DJ LeMahieu of the Yankees is checked out during the fourth...

DJ LeMahieu of the Yankees is checked out during the fourth inning against the Red Sox by trainerTim Lentych and manager Aaron Boone at Yankee Stadium on Aug. 15. Credit: Jim McIsaac

Signing Gerrit Cole wasn’t the only significant offseason move for the Yankees.

Somewhat less publicized was an almost complete restructuring of the club’s medical and training departments after a record 30 players ended up on the injured list in 2019 (a total of 39 stints).

One of the many moves was hiring Eric Cressey, among the biggest names nationally in exercise and performance science, as the club’s director of player health and performance, a newly created position.

Those losing their job responsibilities — or jobs outright — included longtime trainer Steve Donohue, who was given the proverbial kick upstairs to director of medical services. He was replaced by the highly regarded Tim Lentych, in whom some other teams had an interest, as head trainer. Strength and conditioning coach Matt Krause was fired, replaced by Brett McCabe. And those were just a few of the changes.  

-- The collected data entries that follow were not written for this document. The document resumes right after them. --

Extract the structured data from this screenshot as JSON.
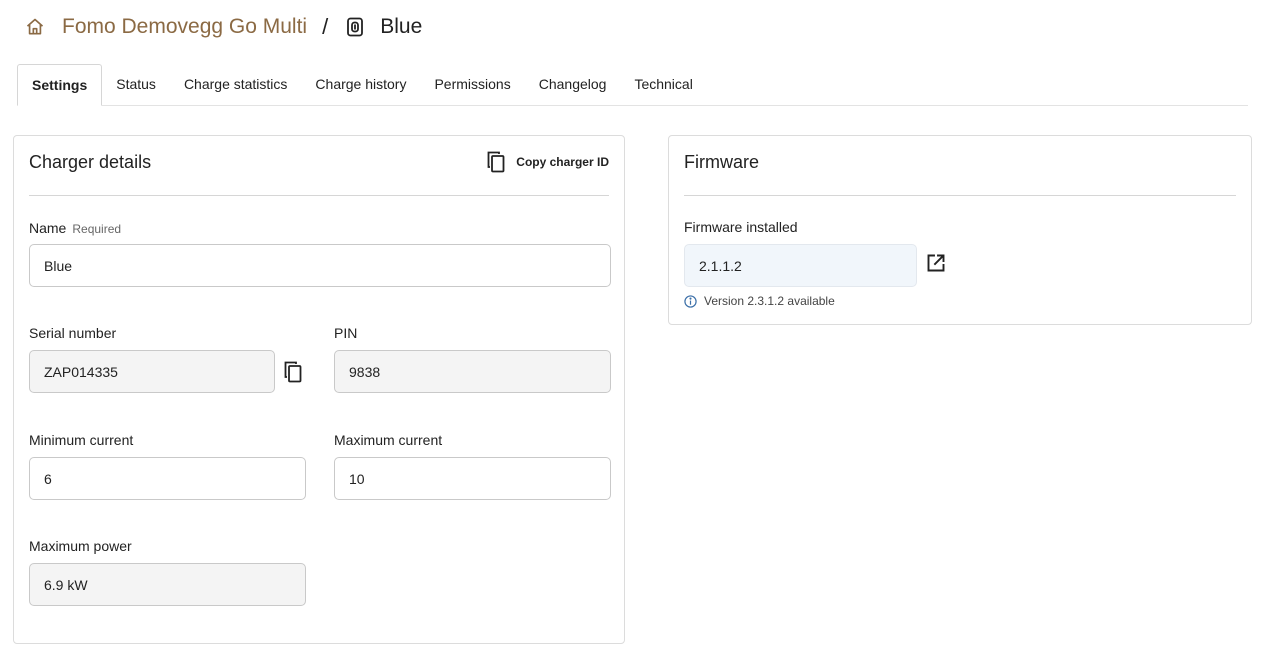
{
  "breadcrumb": {
    "home_icon": "home-icon",
    "site_name": "Fomo Demovegg Go Multi",
    "separator": "/",
    "charger_icon": "ev-charger-icon",
    "charger_name": "Blue"
  },
  "tabs": [
    {
      "label": "Settings",
      "active": true
    },
    {
      "label": "Status",
      "active": false
    },
    {
      "label": "Charge statistics",
      "active": false
    },
    {
      "label": "Charge history",
      "active": false
    },
    {
      "label": "Permissions",
      "active": false
    },
    {
      "label": "Changelog",
      "active": false
    },
    {
      "label": "Technical",
      "active": false
    }
  ],
  "charger_details": {
    "title": "Charger details",
    "copy_id_label": "Copy charger ID",
    "name": {
      "label": "Name",
      "required_hint": "Required",
      "value": "Blue"
    },
    "serial": {
      "label": "Serial number",
      "value": "ZAP014335"
    },
    "pin": {
      "label": "PIN",
      "value": "9838"
    },
    "min_current": {
      "label": "Minimum current",
      "value": "6"
    },
    "max_current": {
      "label": "Maximum current",
      "value": "10"
    },
    "max_power": {
      "label": "Maximum power",
      "value": "6.9 kW"
    }
  },
  "firmware": {
    "title": "Firmware",
    "installed_label": "Firmware installed",
    "installed_value": "2.1.1.2",
    "update_notice": "Version 2.3.1.2 available"
  },
  "colors": {
    "accent": "#8b6a44",
    "info": "#3b6fa8"
  }
}
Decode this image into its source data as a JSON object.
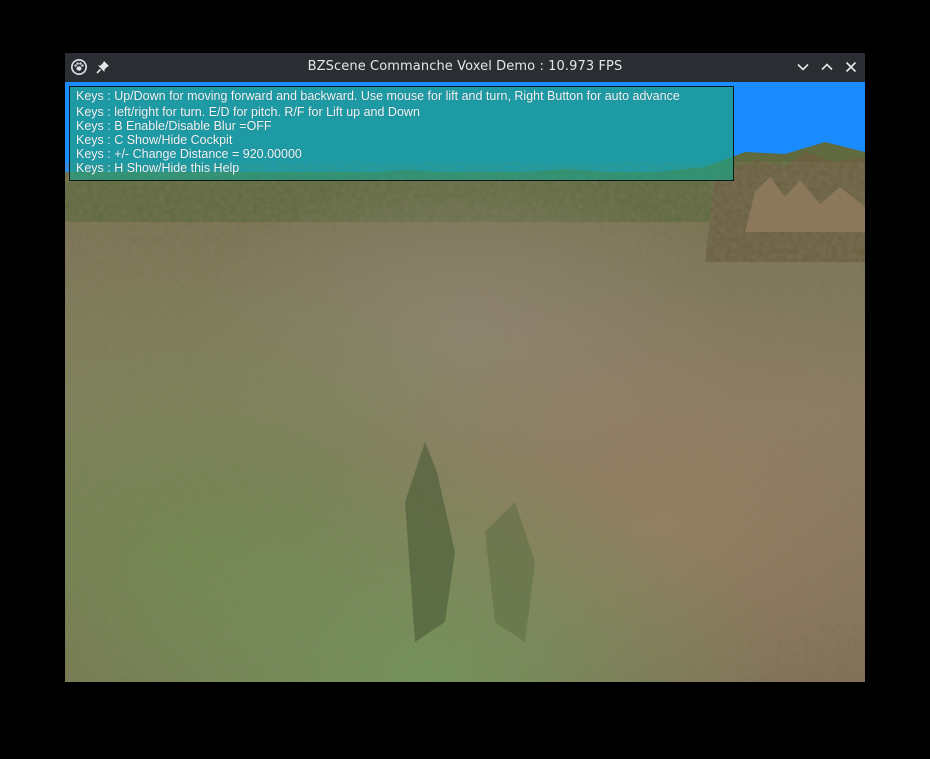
{
  "window": {
    "title": "BZScene Commanche Voxel Demo : 10.973 FPS"
  },
  "titlebar_icons": {
    "app": "app-icon",
    "pin": "pin-icon",
    "minimize": "chevron-down-icon",
    "maximize": "chevron-up-icon",
    "close": "close-icon"
  },
  "help": {
    "lines": [
      "Keys : Up/Down for moving forward and backward. Use mouse for lift and turn, Right Button for auto advance",
      "Keys : left/right for turn. E/D for pitch. R/F for Lift up and Down",
      "Keys : B Enable/Disable Blur =OFF",
      "Keys : C Show/Hide Cockpit",
      "Keys : +/- Change Distance = 920.00000",
      "Keys : H Show/Hide this Help"
    ]
  },
  "colors": {
    "sky": "#1a8cff",
    "help_panel": "#20a082",
    "titlebar": "#2a2e32"
  }
}
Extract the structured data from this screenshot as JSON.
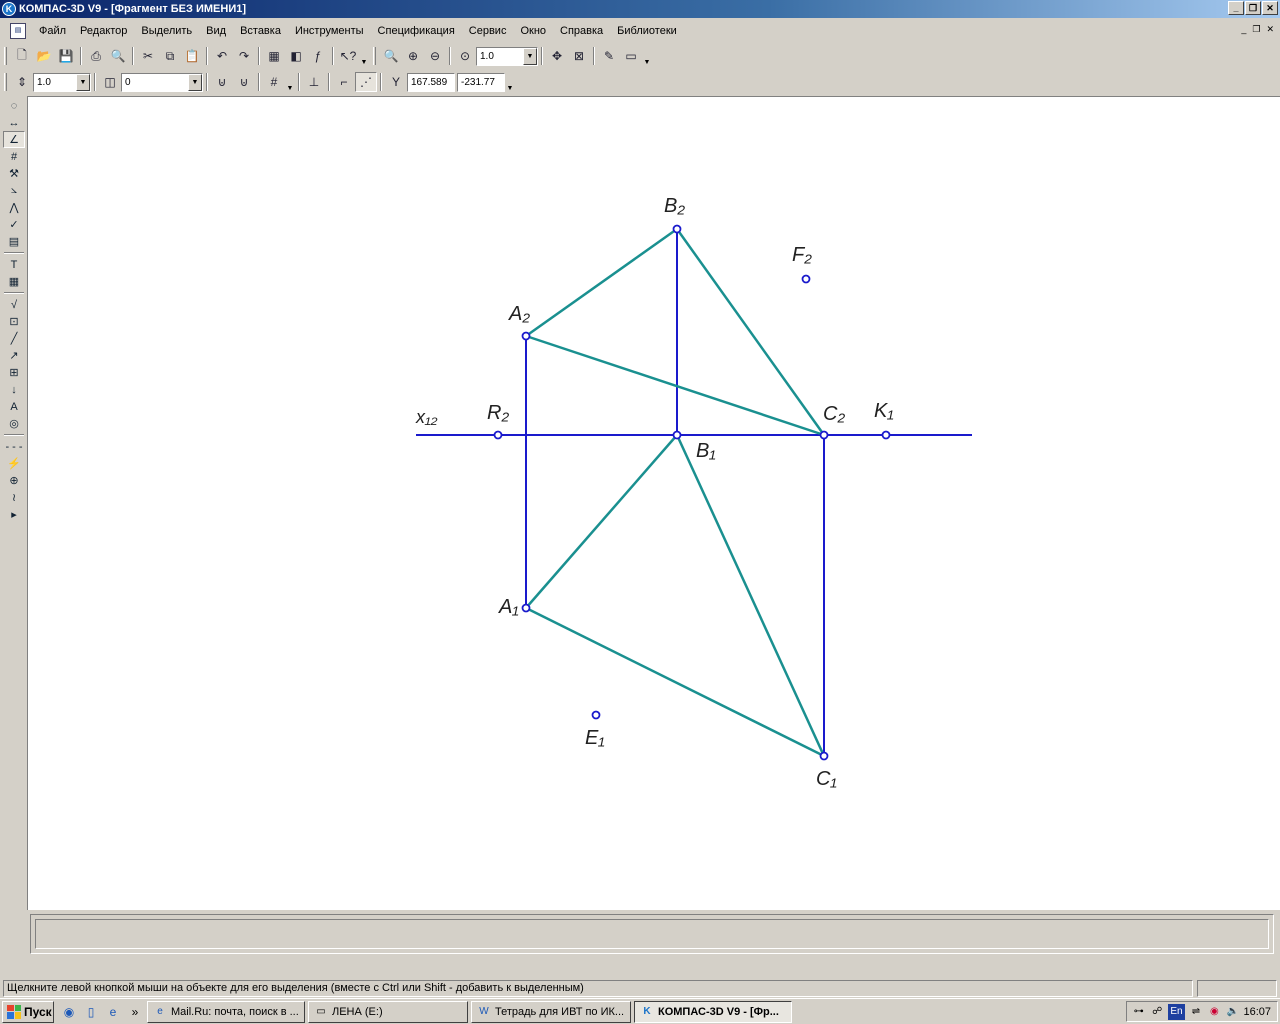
{
  "window": {
    "title": "КОМПАС-3D V9 - [Фрагмент БЕЗ ИМЕНИ1]",
    "icon": "kompas-logo-icon",
    "minimize": "_",
    "restore": "❐",
    "close": "✕"
  },
  "menu": {
    "items": [
      "Файл",
      "Редактор",
      "Выделить",
      "Вид",
      "Вставка",
      "Инструменты",
      "Спецификация",
      "Сервис",
      "Окно",
      "Справка",
      "Библиотеки"
    ],
    "mdi_minimize": "_",
    "mdi_restore": "❐",
    "mdi_close": "✕"
  },
  "toolbar": {
    "zoom_value": "1.0"
  },
  "props_toolbar": {
    "step_value": "1.0",
    "layer_value": "0",
    "coord_label": "Y",
    "coord_x": "167.589",
    "coord_y": "-231.77"
  },
  "drawing": {
    "labels": {
      "x12": "x₁₂",
      "R2": "R₂",
      "A2": "A₂",
      "B2": "B₂",
      "F2": "F₂",
      "C2": "C₂",
      "K1": "K₁",
      "B1": "B₁",
      "A1": "A₁",
      "E1": "E₁",
      "C1": "C₁"
    },
    "colors": {
      "axis": "#1a1acc",
      "triangle": "#1a9090",
      "point": "#1a1acc"
    }
  },
  "status": {
    "message": "Щелкните левой кнопкой мыши на объекте для его выделения (вместе с Ctrl или Shift - добавить к выделенным)"
  },
  "taskbar": {
    "start_label": "Пуск",
    "tasks": [
      {
        "label": "Mail.Ru: почта, поиск в ...",
        "icon": "ie-icon"
      },
      {
        "label": "ЛЕНА (E:)",
        "icon": "drive-icon"
      },
      {
        "label": "Тетрадь для ИВТ по ИК...",
        "icon": "word-icon"
      },
      {
        "label": "КОМПАС-3D V9 - [Фр...",
        "icon": "kompas-icon"
      }
    ],
    "lang": "En",
    "time": "16:07"
  }
}
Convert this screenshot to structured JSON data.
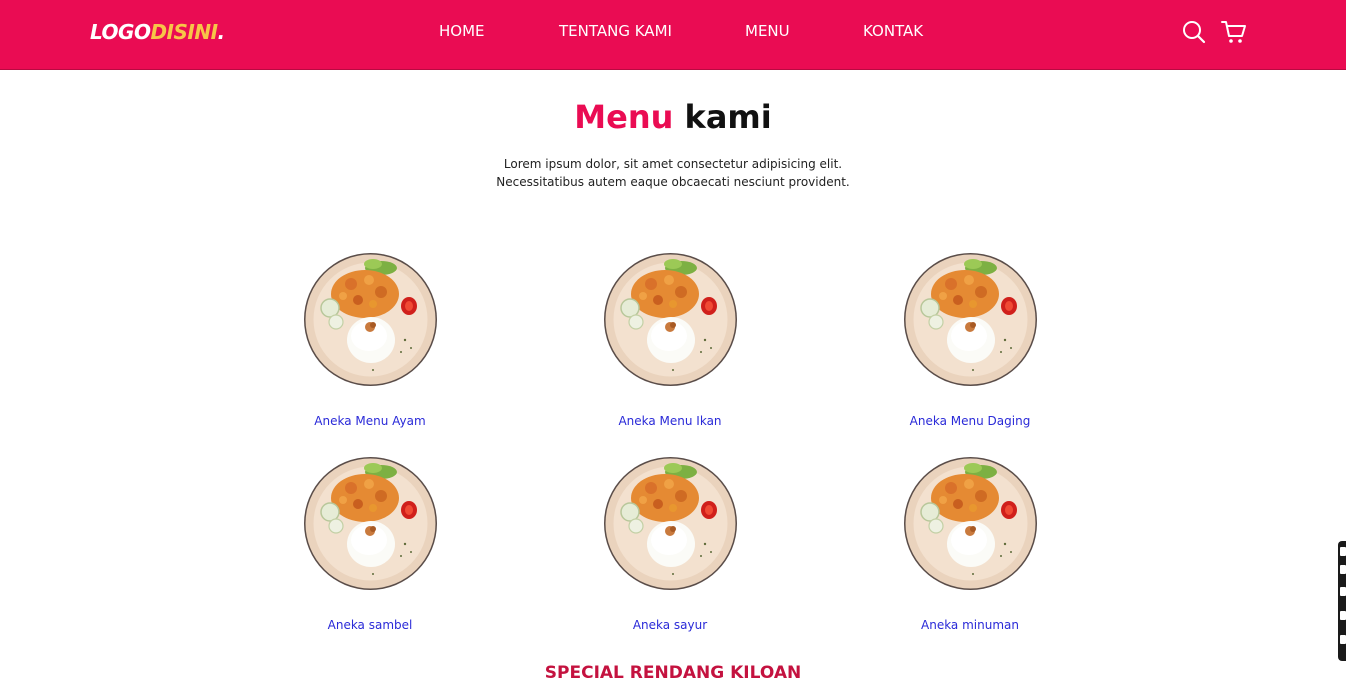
{
  "header": {
    "logo_main": "LOGO",
    "logo_accent": "DISINI",
    "logo_dot": ".",
    "nav": {
      "home": "HOME",
      "about": "TENTANG KAMI",
      "menu": "MENU",
      "contact": "KONTAK"
    },
    "icons": [
      "search-icon",
      "cart-icon"
    ]
  },
  "section": {
    "title_highlight": "Menu",
    "title_rest": "kami",
    "description_line1": "Lorem ipsum dolor, sit amet consectetur adipisicing elit.",
    "description_line2": "Necessitatibus autem eaque obcaecati nesciunt provident."
  },
  "menu_items": [
    {
      "label": "Aneka Menu Ayam"
    },
    {
      "label": "Aneka Menu Ikan"
    },
    {
      "label": "Aneka Menu Daging"
    },
    {
      "label": "Aneka sambel"
    },
    {
      "label": "Aneka sayur"
    },
    {
      "label": "Aneka minuman"
    }
  ],
  "special_title": "SPECIAL RENDANG KILOAN",
  "colors": {
    "brand": "#ea0c53",
    "logo_accent": "#f7c548",
    "link": "#2a2ad8",
    "special": "#c4123f"
  }
}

Maybe the overhaul will pay dividends in 2021.

This season? It's been nothing short of a train wreck in the injury department and, proportionally speaking, it has been worse than 2019.  

When the Yankees put James Paxton, Luis Avilan and Gleyber Torres on the injured list Friday, it gave them 10 players on the list 25 games into this 60-game season. It took them 162 games to reach 30 players hitting the IL in 2019.

It would be overly simplistic, of course, to blame the changes in the training staff for a second straight season of injuries. But 2020 mirroring 2019 proves what an inexact science sports medicine is.

And never given to easy solutions.   

“Very complex question,” Aaron Boone said Saturday as his team — whose weekend series against the Mets was postponed because at least two members of the Mets tested positive for COVID-19 — worked out at the Stadium. “I think the uniqueness of this season is a contributor, without question. And while we did the overhaul, the overhaul came in January, so we haven't had an offseason yet since we've overhauled it. This has all been kind of on the fly and getting up to speed through spring training and now into the season in what's been a very unique year.”

The uniqueness of the season can’t be disputed. After about a month of spring training, Major League Baseball went on a nearly four-month hiatus because of the COVID-19 pandemic. During that time, players stayed in shape via various workout programs, many of them under the direction of Cressey’s department. Still, many of those workouts were done not knowing when, or if, the season would resume.

Once it was decided that there would be a Spring Training II, players scrambled to get to their respective home cities, the beginning of a rushed three-week run-up to the regular season. Then the torrent of injuries predicted by experts inside and outside the game quickly came to fruition, not just for the Yankees but for every team.

“I think it’s pretty simple: short spring training,” said Paxton, who was put on the IL with a flexor strain and hopes to be able to return before the end of the season. “We didn’t get enough time going at a lower speed to kind of build up. And now you’re seeing, a few weeks into the season, guys are not fresh anymore and it’s just the tiredness is building up, we don’t have that base that we normally have.”

That undoubtedly is true, and it can’t be a coincidence that there have been so many injuries league-wide, with players, managers, etc. pretty much in agreement that the shortened summer camp is at least some kind of contributing factor.

However, it is worth pointing out that the Yankees, before the coronavirus shuttered spring training, already were experiencing their share of injuries. Luis Severino, for example, was lost for the year when he underwent Tommy John surgery in February. Neither Aaron Judge (right rib fracture, collapsed lung) and Giancarlo Stanton (right calf strain) would have been ready for the originally scheduled season opener March 26. Indeed, the soft tissue injuries that have plagued the Yankees for a few years now have continued unabated, for whatever reason.

The Yankees aren’t likely to retake the field again until Tuesday night, when they are scheduled to start a two-game series in Atlanta. Boone expects Judge, put on the IL Aug. 12 with a right calf strain, to be in the lineup that night. The return of the potent bats belonging to Stanton (left hamstring strain) and DJ LeMahieu (left thumb sprain) are not imminent, though they are expected back at some point before the end of the regular season. Boone expects Gleyber Torres (left hamstring and quadriceps strains) back in two to three weeks.

“Confident in our team, and in our strength and conditioning team, that we are going to do a good job and hopefully prevent certain things [injuries] from happening,” Boone said Saturday of the offseason changes. “Hopefully when we look up in a few years, we'll really start to see the dividends being paid.”